Here is an Email from reader Gregory Levine on how road stimulus money is squandered in one California city.
Levine writes …
I have conducted an informal study of American Recovery and Reinvestment Act
stimulus fund usage in my hometown of Claremont, California. Recently the city
completed a four-month “sidewalk accessibility enhancement” project. I have
observed the work almost daily and documented the work with before and after
pictures which I have attached.
In the interest of brevity, I will only make two points about the project. First, the
sidewalks were in good condition and did not need to be replaced.

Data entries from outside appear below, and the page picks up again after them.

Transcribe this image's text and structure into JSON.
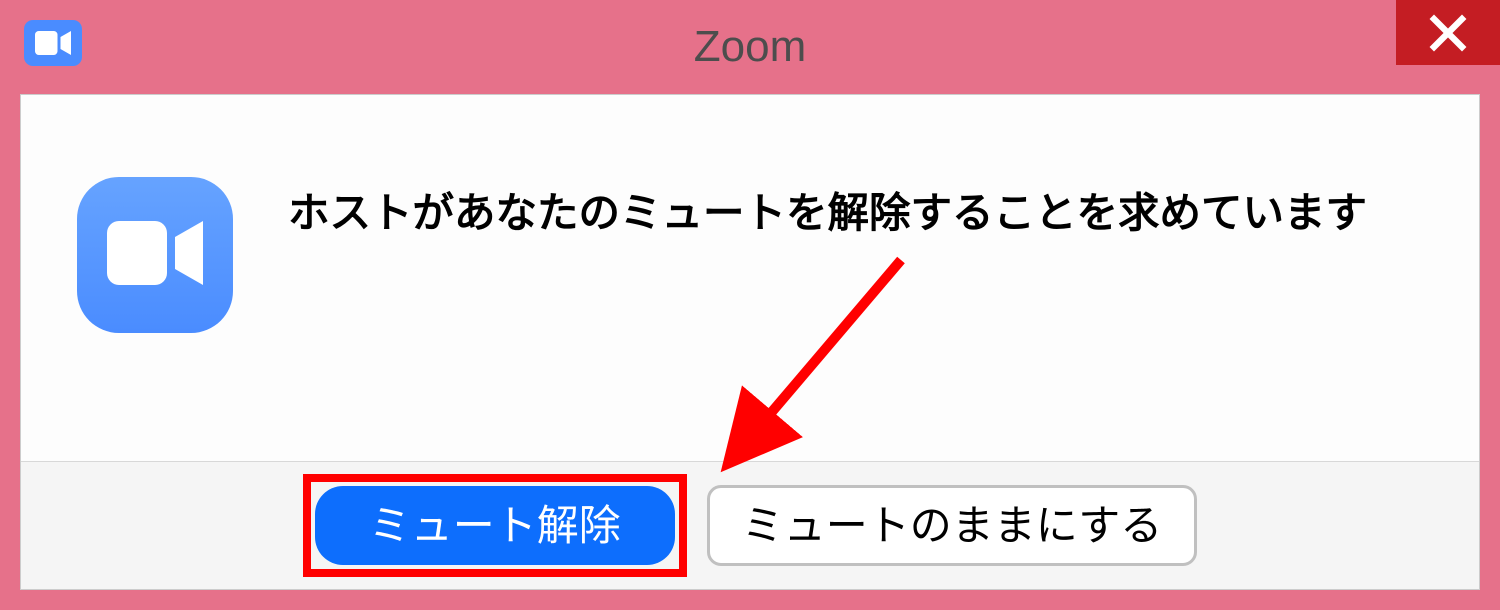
{
  "title": "Zoom",
  "dialog": {
    "message": "ホストがあなたのミュートを解除することを求めています"
  },
  "buttons": {
    "primary": "ミュート解除",
    "secondary": "ミュートのままにする"
  }
}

Claremont Village, where the “improvements” took place represents the major
retail and tourist center of town. At least 96 businesses were in some way
affected by the construction. Gas and water supply was shut down to
restaurants for up to four day. Parking, which is tight in the Village was negatively
affected by four-day street closures. Finally, business access itself was rendered
impossible by fresh concrete and dug-up sidewalks.
My second point regards the cost of the project. I conducted informal interviews
of eight business. All but one suffered major revenue losses. Most reported
being closed for 2-4 days with some suffering losses for five or more days.
Business owners estimated revenue losses from $2,000 to $3,700. The average
loss was $2,850. Total revenue losses to businesses comes to $2,850 X 96 =
How much did the project cost? $1,497,232.
And guess what? The contract was awarded to an out of town construction
company. So in the short run, Claremont businesses suffered $273,600 in losses
for prettier sidewalks. Most say it was not worth it, especially in this economy.
In conclusion, it looks to me like this “stimulus” project cost more than it
stimulated and was a net negative for my community.
1 – In front of the Diamond Center – Before
2 – In front of the Diamond Center – After
Use the Alley Please
Your Tax Dollars at Work
Looking at both Sides – the Seen and Unseen
Admittedly some improvements were made, notably wheelchair access, but $1,497,232 worth of them? No chance.
Levine totaled it up but it is difficult to say what businesses actually lost. Did shoppers merely postpone buying or did they go somewhere else? If the former, the affected businesses did not lose a thing.
If shoppers did go somewhere else, then overall sales tax collections did not change. However, assuming the affected area was a high rent, high overhead district, this could have put some marginal businesses in the affected area at risk.
The bottom line however, is most of the work did not need to be done. The administration wanted “ready-to-go” projects and so money was wasted on “ready-to-go” projects.
On a case-by-case basis this may seem trivial, but the cumulative effect is hundreds of billions of dollars were wasted on projects like this. Those projects were supposed to “stimulate” the economy.
However, no lasting jobs were created, and no net business will be generated as a result of any of these kinds of stimulus efforts. If improvements in one place do cause increased overall traffic, it will simply be at the expense of some other business somewhere else.
Contrast wasting money on stimulus projects like the above vs. lowering corporate taxes. Which one has a chance of promoting hiring? It sure is not money wasted on projects and this is another reason why Keynesian stimulus is ludicrous.